Before you insist on bed rails or use them at home you should be aware of the risks and a little history. You likely think their use over decades is based on effectiveness or safety yet history shows use is based on convenience and a reaction to circumstances. Their use is similar to that of cribs for children. Like cribs they are meant to keep people from falling out of bed or leaving beds unattended. The problem is the risks out weight the benefits.
In the 19th century bed rails were used to restrain psychiatric patients then later used to protect people from getting out of bed and help staff maintain control of patient activities. Little has changed in the 21st century. In the 1930’s bed rails became a standard feature to keep patients safe in bed. Incidents increased where patients climbed over or through the bed rails resulting in serious injuries or death. A nursing shortage post war increased the number of patients needing assistance getting out of bed (usually for toileting) thus increasing incidents involving bed rails. Not much has changed since many falls happen when people need to get out of bed to use the toilet.
The 1950’s led to the development of the half-rail to help patients exit the bed and reduce incidents. This helped but didn’t solve the problem. They were also used to aid in turning and positioning while lying in bed. In the 1960’s and 1970’s there was an escalating nursing shortage which prompted their continued use. This included the use of other physical restraints instead of nurse observation. Basically, the same problem we have today.

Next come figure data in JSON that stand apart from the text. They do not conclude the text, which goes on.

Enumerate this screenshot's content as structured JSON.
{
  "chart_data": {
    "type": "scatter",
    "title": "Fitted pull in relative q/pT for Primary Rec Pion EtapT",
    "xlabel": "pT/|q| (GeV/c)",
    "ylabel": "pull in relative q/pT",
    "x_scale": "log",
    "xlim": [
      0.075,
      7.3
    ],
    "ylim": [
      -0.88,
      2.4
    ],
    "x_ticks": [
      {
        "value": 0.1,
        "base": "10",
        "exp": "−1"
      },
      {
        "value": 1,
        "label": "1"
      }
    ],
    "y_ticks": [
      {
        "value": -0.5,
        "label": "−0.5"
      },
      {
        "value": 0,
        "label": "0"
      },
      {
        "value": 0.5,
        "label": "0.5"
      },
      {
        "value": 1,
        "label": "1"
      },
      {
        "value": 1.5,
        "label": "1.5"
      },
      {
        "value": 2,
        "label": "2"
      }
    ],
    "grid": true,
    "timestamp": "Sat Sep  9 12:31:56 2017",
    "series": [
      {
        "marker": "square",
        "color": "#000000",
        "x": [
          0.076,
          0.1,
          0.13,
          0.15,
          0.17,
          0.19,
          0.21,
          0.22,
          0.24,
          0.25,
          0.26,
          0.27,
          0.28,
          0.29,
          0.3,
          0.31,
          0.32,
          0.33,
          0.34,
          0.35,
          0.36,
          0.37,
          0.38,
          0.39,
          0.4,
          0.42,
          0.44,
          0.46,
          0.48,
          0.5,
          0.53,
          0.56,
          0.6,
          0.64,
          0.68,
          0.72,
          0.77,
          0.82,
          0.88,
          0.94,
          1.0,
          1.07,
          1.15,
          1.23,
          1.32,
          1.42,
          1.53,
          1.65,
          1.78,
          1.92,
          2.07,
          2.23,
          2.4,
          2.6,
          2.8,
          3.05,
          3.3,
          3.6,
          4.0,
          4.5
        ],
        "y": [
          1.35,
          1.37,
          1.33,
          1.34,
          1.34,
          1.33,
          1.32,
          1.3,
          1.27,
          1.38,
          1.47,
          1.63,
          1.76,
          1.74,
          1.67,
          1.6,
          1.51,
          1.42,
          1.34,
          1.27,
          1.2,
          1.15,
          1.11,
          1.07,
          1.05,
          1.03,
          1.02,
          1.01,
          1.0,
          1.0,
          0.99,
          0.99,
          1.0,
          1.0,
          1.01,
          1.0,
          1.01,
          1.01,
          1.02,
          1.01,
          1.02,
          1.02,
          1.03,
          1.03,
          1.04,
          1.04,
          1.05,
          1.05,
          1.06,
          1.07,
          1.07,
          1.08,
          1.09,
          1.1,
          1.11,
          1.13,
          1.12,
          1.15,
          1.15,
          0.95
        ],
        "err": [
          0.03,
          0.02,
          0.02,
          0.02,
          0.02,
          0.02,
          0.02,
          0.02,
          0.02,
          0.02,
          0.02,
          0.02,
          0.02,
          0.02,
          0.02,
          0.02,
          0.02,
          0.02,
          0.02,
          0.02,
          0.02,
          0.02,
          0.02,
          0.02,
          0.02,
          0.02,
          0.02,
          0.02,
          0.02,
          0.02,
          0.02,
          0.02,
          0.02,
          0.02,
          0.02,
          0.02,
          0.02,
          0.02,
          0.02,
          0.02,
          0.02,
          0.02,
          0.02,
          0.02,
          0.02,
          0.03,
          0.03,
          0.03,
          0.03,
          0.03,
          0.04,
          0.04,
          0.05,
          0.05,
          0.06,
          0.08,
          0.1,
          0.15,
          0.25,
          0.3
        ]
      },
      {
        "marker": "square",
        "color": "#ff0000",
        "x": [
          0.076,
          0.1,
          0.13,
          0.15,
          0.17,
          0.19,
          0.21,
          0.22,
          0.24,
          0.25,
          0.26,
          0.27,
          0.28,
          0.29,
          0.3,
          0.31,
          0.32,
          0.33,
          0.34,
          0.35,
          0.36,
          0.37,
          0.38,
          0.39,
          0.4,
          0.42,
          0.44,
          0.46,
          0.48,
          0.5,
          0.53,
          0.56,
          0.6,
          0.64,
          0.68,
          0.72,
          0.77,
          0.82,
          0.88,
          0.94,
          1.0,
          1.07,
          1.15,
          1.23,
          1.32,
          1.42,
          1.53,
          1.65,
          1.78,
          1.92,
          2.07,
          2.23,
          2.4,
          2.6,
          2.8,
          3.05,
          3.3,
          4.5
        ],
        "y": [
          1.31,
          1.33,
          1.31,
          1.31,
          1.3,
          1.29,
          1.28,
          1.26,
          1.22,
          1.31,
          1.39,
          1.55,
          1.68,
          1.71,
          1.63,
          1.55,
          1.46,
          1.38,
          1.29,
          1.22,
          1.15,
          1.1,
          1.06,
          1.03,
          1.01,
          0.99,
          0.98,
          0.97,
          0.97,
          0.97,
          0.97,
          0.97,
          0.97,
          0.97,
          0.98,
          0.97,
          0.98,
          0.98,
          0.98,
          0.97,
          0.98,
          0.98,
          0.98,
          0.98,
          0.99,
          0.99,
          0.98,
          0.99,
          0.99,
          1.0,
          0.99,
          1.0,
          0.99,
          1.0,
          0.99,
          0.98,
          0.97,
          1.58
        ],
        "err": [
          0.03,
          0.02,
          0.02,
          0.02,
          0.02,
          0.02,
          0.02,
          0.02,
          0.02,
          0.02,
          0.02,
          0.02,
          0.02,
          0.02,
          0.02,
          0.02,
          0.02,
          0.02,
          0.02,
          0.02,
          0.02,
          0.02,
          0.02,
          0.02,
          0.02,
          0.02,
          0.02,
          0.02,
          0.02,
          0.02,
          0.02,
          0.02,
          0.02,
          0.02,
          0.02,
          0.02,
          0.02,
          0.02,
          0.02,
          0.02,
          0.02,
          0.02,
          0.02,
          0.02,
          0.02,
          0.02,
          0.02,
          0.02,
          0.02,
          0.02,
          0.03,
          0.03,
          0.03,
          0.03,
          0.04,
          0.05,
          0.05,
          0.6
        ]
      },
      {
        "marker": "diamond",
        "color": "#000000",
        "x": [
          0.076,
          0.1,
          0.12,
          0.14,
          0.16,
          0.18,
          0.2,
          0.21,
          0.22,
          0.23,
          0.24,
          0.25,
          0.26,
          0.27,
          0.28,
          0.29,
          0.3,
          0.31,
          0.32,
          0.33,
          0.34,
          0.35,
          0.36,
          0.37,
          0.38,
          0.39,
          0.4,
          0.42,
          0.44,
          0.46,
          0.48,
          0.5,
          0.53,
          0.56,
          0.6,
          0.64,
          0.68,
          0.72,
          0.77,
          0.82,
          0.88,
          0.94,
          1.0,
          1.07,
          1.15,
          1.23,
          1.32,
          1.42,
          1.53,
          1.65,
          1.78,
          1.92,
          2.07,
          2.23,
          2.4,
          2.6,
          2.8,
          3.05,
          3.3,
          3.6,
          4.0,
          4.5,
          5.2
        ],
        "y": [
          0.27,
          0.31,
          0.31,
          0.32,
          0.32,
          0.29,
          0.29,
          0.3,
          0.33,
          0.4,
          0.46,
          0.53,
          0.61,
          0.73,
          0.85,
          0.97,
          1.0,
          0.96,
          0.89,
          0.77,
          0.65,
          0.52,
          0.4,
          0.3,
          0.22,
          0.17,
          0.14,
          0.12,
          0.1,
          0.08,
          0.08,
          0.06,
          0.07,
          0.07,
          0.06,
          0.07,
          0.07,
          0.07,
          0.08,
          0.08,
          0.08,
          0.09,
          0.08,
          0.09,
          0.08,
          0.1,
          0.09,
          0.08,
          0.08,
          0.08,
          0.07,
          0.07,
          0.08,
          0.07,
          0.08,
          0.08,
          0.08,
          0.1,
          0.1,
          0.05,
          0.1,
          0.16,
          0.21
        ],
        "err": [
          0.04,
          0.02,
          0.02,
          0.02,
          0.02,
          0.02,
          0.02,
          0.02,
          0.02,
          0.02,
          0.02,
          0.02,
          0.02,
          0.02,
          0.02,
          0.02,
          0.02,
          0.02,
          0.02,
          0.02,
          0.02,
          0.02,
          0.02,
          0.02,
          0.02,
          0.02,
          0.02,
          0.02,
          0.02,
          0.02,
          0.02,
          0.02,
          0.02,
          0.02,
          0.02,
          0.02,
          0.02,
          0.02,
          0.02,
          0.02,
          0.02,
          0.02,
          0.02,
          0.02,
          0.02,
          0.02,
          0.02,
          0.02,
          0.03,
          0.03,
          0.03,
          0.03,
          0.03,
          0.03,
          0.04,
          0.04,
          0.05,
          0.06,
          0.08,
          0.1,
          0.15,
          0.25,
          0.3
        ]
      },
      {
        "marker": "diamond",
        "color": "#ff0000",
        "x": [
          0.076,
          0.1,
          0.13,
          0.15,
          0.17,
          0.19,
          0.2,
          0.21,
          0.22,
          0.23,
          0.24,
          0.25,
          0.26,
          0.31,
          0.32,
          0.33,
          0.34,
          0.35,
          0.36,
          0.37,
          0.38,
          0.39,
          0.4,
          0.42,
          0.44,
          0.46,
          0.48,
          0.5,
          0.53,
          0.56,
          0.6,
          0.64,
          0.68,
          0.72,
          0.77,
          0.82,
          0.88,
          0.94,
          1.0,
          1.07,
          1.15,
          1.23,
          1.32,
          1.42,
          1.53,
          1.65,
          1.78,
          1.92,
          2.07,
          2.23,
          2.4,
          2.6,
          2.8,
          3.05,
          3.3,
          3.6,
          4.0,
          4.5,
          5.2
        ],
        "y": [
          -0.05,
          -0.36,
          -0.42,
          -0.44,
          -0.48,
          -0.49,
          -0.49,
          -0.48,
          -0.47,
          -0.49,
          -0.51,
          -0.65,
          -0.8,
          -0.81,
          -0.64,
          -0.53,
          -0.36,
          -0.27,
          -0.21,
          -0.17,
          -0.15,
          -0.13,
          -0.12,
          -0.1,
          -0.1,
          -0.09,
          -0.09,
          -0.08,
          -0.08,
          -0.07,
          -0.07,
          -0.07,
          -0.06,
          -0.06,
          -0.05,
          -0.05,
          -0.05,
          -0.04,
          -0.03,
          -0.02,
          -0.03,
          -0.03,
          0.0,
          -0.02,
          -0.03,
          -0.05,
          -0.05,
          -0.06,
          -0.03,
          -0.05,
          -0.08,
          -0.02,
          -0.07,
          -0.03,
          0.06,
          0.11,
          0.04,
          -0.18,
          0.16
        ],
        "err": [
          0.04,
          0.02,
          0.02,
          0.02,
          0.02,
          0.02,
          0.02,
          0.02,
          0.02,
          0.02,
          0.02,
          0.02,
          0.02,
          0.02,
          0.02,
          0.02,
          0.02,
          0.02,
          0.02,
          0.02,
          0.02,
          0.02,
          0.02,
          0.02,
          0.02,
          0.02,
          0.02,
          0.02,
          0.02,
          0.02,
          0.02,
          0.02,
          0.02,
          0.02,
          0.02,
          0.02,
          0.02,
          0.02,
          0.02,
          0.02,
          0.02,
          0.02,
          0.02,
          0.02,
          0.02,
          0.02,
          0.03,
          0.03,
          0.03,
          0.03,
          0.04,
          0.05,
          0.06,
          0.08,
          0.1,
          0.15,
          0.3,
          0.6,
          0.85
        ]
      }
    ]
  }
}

In the 1980’s falls from bed became a hospital liability issue and when the routine use of bed rails became the standard of good nursing practice. This started to conflict with mobility during recuperation although they still used full length rails on the elderly to keep them immobilized. In 1985 increasing reports to the FDA of patient incidents, accidents and entrapments sparks controversy and investigation. In 1995 the FDA issues a safety alert “Entrapment Hazards with Hospital-Bed-Rails” explaining the potential risks of bed rail use. In 1999 the FDA collaborates with the healthcare industry to form the Hospital Bed Safety Workgroup (HBSW). In 2000 Centers for Medicare and Medicaid Services (CMS) issues revisions to Surveyor Guidance governing the use of restraints in hospitals and nursing facilities due to the risks.
There are many sizes and shapes on the market based on a 19th century design with a couple of exceptions. Bed rail use needs serious thought prior to being recommended or requested in any setting. Understanding their use and history will help everyone make better choices to avoid unintended consequences.